Capítulo
7

Rima Jaén odiaba el mes de noviembre. Las horas del día menguaban, claudicando unos instantes antes en la batalla contra las sombras cada nueva jornada. Además, era una época horrible para estar en Sevilla, con toda la ciudad haciendo los preparativos para las fiestas navideñas y la lluvia a la vuelta de la esquina.
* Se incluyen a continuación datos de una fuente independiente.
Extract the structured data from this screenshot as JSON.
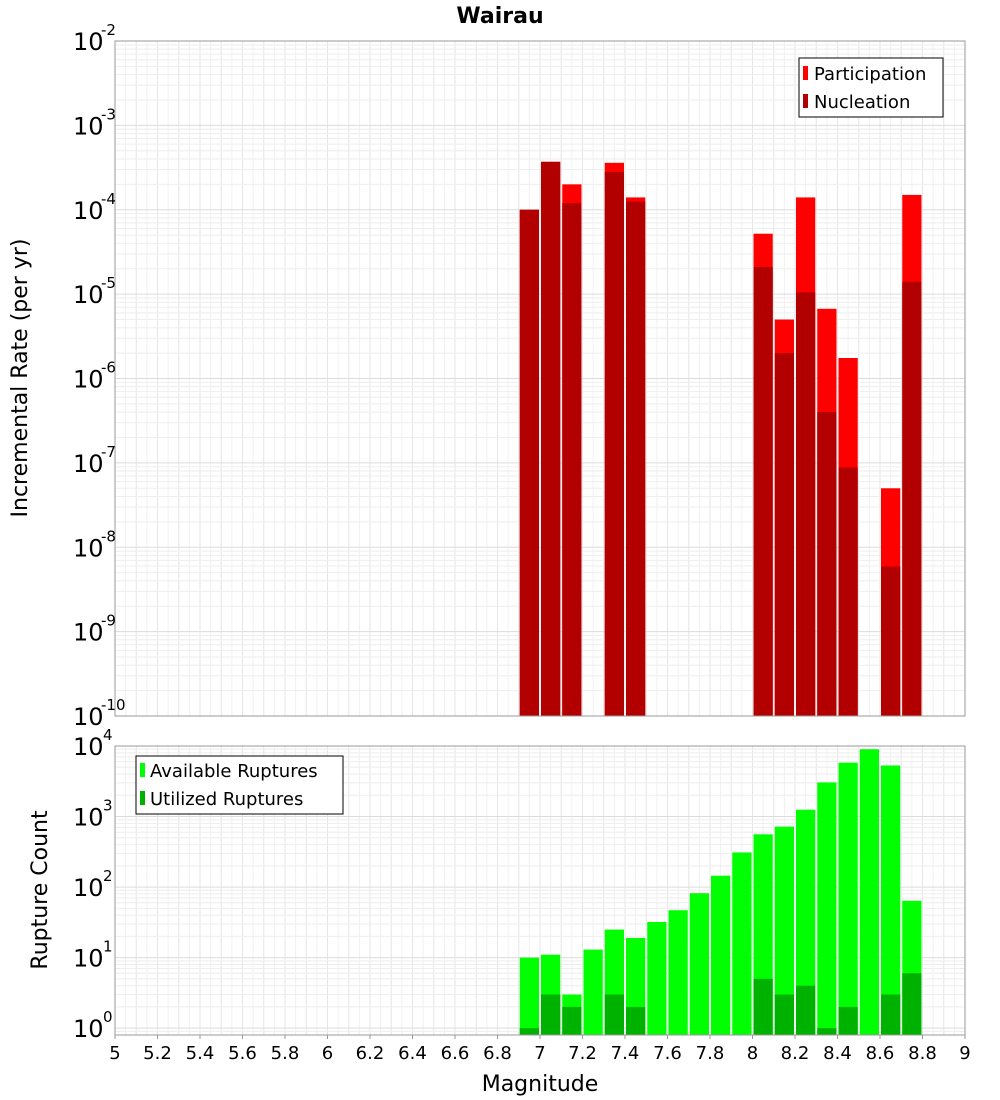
{
  "chart_data": [
    {
      "type": "bar",
      "title": "Wairau",
      "xlabel": "",
      "ylabel": "Incremental Rate (per yr)",
      "yscale": "log",
      "ylim": [
        1e-10,
        0.01
      ],
      "xlim": [
        5,
        9
      ],
      "grid": true,
      "legend_placement": "top-right",
      "yticks": [
        {
          "base": "10",
          "exp": "-10"
        },
        {
          "base": "10",
          "exp": "-9"
        },
        {
          "base": "10",
          "exp": "-8"
        },
        {
          "base": "10",
          "exp": "-7"
        },
        {
          "base": "10",
          "exp": "-6"
        },
        {
          "base": "10",
          "exp": "-5"
        },
        {
          "base": "10",
          "exp": "-4"
        },
        {
          "base": "10",
          "exp": "-3"
        },
        {
          "base": "10",
          "exp": "-2"
        }
      ],
      "x": [
        6.95,
        7.05,
        7.15,
        7.35,
        7.45,
        8.05,
        8.15,
        8.25,
        8.35,
        8.45,
        8.65,
        8.75
      ],
      "series": [
        {
          "name": "Participation",
          "color": "#ff0000",
          "values": [
            0.0001,
            0.00037,
            0.0002,
            0.00036,
            0.00014,
            5.2e-05,
            5e-06,
            0.00014,
            6.7e-06,
            1.75e-06,
            5e-08,
            0.00015
          ]
        },
        {
          "name": "Nucleation",
          "color": "#b20000",
          "values": [
            0.0001,
            0.00037,
            0.00012,
            0.00028,
            0.000125,
            2.1e-05,
            2e-06,
            1.05e-05,
            4e-07,
            8.8e-08,
            5.9e-09,
            1.4e-05
          ]
        }
      ]
    },
    {
      "type": "bar",
      "xlabel": "Magnitude",
      "ylabel": "Rupture Count",
      "yscale": "log",
      "ylim": [
        0.8,
        10000
      ],
      "xlim": [
        5,
        9
      ],
      "grid": true,
      "legend_placement": "top-left",
      "yticks": [
        {
          "value": 1,
          "base": "10",
          "exp": "0"
        },
        {
          "value": 10,
          "base": "10",
          "exp": "1"
        },
        {
          "value": 100,
          "base": "10",
          "exp": "2"
        },
        {
          "value": 1000,
          "base": "10",
          "exp": "3"
        },
        {
          "value": 10000,
          "base": "10",
          "exp": "4"
        }
      ],
      "xticks": [
        "5",
        "5.2",
        "5.4",
        "5.6",
        "5.8",
        "6",
        "6.2",
        "6.4",
        "6.6",
        "6.8",
        "7",
        "7.2",
        "7.4",
        "7.6",
        "7.8",
        "8",
        "8.2",
        "8.4",
        "8.6",
        "8.8",
        "9"
      ],
      "x": [
        6.95,
        7.05,
        7.15,
        7.25,
        7.35,
        7.45,
        7.55,
        7.65,
        7.75,
        7.85,
        7.95,
        8.05,
        8.15,
        8.25,
        8.35,
        8.45,
        8.55,
        8.65,
        8.75
      ],
      "series": [
        {
          "name": "Available Ruptures",
          "color": "#00ff00",
          "values": [
            10,
            11,
            3,
            13,
            25,
            19,
            32,
            47,
            82,
            145,
            310,
            560,
            720,
            1250,
            3050,
            5800,
            9000,
            5300,
            64
          ]
        },
        {
          "name": "Utilized Ruptures",
          "color": "#00b200",
          "values": [
            1,
            3,
            2,
            0,
            3,
            2,
            0,
            0,
            0,
            0,
            0,
            5,
            3,
            4,
            1,
            2,
            0,
            3,
            6
          ]
        }
      ]
    }
  ]
}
Los ya de por sí caprichosos hábitos de los residentes de la ciudad empeoraban por momentos.

Rima llevaba pegada a la mesa semanas. Su jefe había decidido vaciar los trasteros del ático. El invierno anterior la lluvia se había colado a través de las antiguas y agrietadas tejas del tejado de la decrépita casa y la previsión para los próximos meses era incluso peor. Como no había dinero para solucionar el problema, el personal de mantenimiento estaba transportando las mohosas cajas de cartón escaleras abajo para asegurarse de que nada de valor se estropeara en futuras tormentas. Se habían deshecho de todo lo demás con discreción, para que ningún donante potencial pudiera descubrir lo que había sucedido.
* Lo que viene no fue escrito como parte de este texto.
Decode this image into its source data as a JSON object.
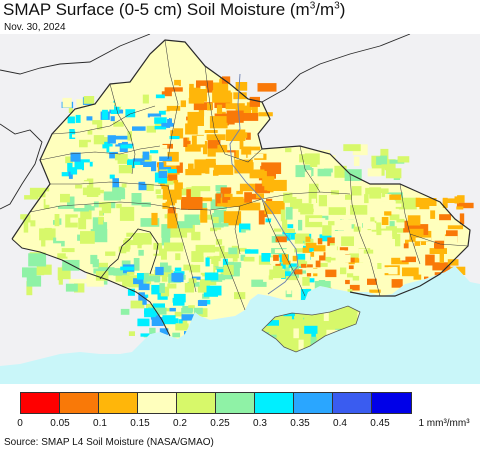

Rima pensaba que era un trabajo sucio y fraudulento, pero había que hacerlo. La biblioteca era un pequeño archivo especializado con escasos recursos. El meollo de las colecciones provenía de una importante familia andaluza cuyos miembros podían rastrear sus orígenes hasta la Reconquista, cuando los cristianos les habían arrebatado la Península a los guerreros musulmanes que la habían reclamado en el siglo VIII. Pocos eruditos tenían motivos para asomarse a la extraña colección de libros y objetos que los Gonçalve habían recopilado a lo largo de los años. La mayoría de los investigadores estaban calle abajo, en el Archivo General de Indias, discutiendo sobre Colón. Sus compañeros sevillanos querían que en sus bibliotecas estuvieran las últimas novelas de misterio, no los manuales de instrucciones hechos trizas del siglo XVIII y las revistas de moda femenina del XIX.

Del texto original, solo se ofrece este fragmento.